Health is definitely important and should certainly be part of a routine, but I’m not sure: Where’s the balance here? Do you know what your priorities in life are? What are you willing to put in front of your health regime?

So much of our lives revolves around meals and food, whether that’s a good thing or not. Shabbos meals, Yom Tov meals, simchahs — will you join in these occasions and create those happy memories, or will you sit on the side, anxiously nibbling a lettuce leaf and monitoring the kids’ sugar intake?

When you’re tired, overworked, stretched to the limits, and are juggling a husband, children, work, household chores — are you able to say, “I’ll push off the workout/I’ll eat the takeout/I’ll give the kids the cookies/etc.,” in order to conserve energy and focus on the most important thing in your life — your family? Or will you insist on maintaining your workout routine and meal plans at the expense of your family?
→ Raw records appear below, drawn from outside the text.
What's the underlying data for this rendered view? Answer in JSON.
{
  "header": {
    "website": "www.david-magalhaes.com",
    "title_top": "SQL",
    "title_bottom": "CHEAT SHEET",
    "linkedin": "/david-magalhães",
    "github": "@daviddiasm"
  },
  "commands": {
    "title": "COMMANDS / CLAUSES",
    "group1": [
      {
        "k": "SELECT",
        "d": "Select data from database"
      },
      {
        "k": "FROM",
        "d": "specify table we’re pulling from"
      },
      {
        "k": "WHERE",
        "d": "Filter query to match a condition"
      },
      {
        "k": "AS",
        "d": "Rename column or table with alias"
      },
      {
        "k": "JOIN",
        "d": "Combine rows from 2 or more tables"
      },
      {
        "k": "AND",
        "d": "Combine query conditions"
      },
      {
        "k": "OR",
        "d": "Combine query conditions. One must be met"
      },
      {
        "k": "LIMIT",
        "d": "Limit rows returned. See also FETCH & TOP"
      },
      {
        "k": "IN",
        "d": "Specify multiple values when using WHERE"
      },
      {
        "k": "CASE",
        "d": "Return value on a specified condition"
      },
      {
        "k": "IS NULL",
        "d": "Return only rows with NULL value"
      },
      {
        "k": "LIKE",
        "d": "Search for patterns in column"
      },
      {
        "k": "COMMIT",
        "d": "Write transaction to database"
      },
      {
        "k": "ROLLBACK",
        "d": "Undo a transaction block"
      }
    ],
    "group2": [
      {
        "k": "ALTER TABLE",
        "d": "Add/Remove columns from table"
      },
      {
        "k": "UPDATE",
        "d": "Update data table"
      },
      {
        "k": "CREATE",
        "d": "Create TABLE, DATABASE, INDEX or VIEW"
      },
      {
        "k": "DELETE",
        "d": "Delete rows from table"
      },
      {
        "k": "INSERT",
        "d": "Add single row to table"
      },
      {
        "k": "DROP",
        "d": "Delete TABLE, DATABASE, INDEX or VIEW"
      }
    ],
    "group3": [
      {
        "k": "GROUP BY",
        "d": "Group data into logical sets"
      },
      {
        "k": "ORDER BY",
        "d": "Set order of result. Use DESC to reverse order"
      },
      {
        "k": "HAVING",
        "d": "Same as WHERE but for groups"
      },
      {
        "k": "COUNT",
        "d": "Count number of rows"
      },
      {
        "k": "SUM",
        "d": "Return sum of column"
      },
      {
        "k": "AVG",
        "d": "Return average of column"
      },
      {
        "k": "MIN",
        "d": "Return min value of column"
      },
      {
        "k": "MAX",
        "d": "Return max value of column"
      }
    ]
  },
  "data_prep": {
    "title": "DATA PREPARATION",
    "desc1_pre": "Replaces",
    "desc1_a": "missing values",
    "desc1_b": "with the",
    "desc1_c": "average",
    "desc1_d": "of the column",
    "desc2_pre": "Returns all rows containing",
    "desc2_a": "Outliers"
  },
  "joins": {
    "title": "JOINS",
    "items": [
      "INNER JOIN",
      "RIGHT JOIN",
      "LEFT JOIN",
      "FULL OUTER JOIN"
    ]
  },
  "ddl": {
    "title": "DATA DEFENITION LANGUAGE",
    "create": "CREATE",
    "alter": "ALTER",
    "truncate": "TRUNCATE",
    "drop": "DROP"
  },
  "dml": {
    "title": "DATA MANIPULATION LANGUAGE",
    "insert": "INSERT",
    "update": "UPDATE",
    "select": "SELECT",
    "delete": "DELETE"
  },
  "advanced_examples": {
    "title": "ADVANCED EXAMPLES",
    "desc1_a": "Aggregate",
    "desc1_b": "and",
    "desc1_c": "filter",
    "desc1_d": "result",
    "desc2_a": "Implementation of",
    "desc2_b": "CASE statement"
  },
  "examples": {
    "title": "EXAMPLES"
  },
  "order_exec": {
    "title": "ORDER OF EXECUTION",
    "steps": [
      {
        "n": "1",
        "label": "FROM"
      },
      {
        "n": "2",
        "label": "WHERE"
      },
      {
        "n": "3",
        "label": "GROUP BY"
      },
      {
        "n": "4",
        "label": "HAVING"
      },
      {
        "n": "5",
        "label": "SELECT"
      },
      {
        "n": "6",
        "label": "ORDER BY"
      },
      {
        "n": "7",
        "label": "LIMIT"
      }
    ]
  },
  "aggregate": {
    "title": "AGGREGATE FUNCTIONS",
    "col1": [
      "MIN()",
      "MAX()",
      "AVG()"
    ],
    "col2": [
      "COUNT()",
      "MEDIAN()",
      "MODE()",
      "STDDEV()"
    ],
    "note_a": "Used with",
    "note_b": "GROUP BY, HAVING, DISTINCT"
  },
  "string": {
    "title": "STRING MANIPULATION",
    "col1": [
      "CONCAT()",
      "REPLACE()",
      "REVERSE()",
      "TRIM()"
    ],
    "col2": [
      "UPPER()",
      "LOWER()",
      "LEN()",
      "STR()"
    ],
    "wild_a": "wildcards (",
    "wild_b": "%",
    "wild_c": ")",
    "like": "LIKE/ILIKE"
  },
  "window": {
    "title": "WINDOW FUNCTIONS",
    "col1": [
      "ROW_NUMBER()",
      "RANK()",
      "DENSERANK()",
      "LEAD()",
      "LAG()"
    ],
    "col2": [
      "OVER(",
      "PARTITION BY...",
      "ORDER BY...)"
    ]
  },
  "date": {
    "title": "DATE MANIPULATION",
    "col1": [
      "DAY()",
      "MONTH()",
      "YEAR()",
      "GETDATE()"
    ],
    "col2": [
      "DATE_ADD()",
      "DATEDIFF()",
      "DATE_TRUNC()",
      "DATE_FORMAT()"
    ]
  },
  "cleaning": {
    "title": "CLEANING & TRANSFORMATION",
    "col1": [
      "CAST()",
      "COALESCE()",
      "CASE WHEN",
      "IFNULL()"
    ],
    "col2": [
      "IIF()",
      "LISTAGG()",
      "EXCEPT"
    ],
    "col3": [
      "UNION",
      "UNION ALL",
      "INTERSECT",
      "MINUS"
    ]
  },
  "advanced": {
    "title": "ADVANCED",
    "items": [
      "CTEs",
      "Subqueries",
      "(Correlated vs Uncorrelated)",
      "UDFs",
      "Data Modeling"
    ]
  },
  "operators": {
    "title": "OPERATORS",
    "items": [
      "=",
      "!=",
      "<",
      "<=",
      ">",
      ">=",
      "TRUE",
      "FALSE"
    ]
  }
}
That’s the real question here.




Use It to Your Advantage [Second Guessing / Issue 858]

The protagonist of Second Guessing worried that she did the wrong thing when she requested that a difficult neighbor’s child be transferred out of her class. I’d like to reassure her: You should have done nothing differently. Balancing work and personal relationships can be tricky, especially when you have a neighbor like Lanni Tropper. With her, you’re always in the spotlight, and if her daughter is in your class, that means that Lanni’s sitting in the front row, and she’ll probably have a lot to say.

That being said, why not use your neighborhood closeness to your advantage? Toby really needs some warmth, reassurance, and uplifting, and it doesn’t need to be in your Ivrit class. Maybe your daughter could invite Toby over for a fun afternoon? You could bake or do crafts with them in a relaxed setting where Toby might feel more at ease.

Small words make a big difference. Compliment her, believe in her, and show her how to believe in herself. This way, you’re giving her the support she needs, but away from Lanni’s watchful eyes.




No Homework Here [A Better You / Issue 858]

Zipora Schuck’s advice about homework was wonderful, but is there perhaps a way to truly make “more home, less work?” Over my years of teaching, I’ve slowly reduced the amount of homework that I give my class. At this point, I give little to no homework. There are a few skills whose acquisition is helped by a quick review, like memorizing shorashim cards or kriah fluency (but this should only take two minutes, even for a struggling student). Other than that, I don’t believe it solves any problems, and I feel too bad for children who are out of the house approximately eight out of twelve waking hours.

A Teacher


A Lesson for Your Children [Musings / Issue 857]

I read Rikki Schultz’s article, “The Forgotten Note,” about how she did not have time to write a thank-you letter to her daughter’s teacher.

Your daughter’s teacher also has a family, and is also busy sorting out her children’s camp applications, and helping them with their homework, and juggling all the housework. Yet despite all that, she spends hours outside of school time preparing lessons and thinking of ideas how to motivate, help, and stimulate your daughter. It would have been a great lesson in hakaras hatov for your children if you’d managed to write that note, showing them that you value the people who look after them.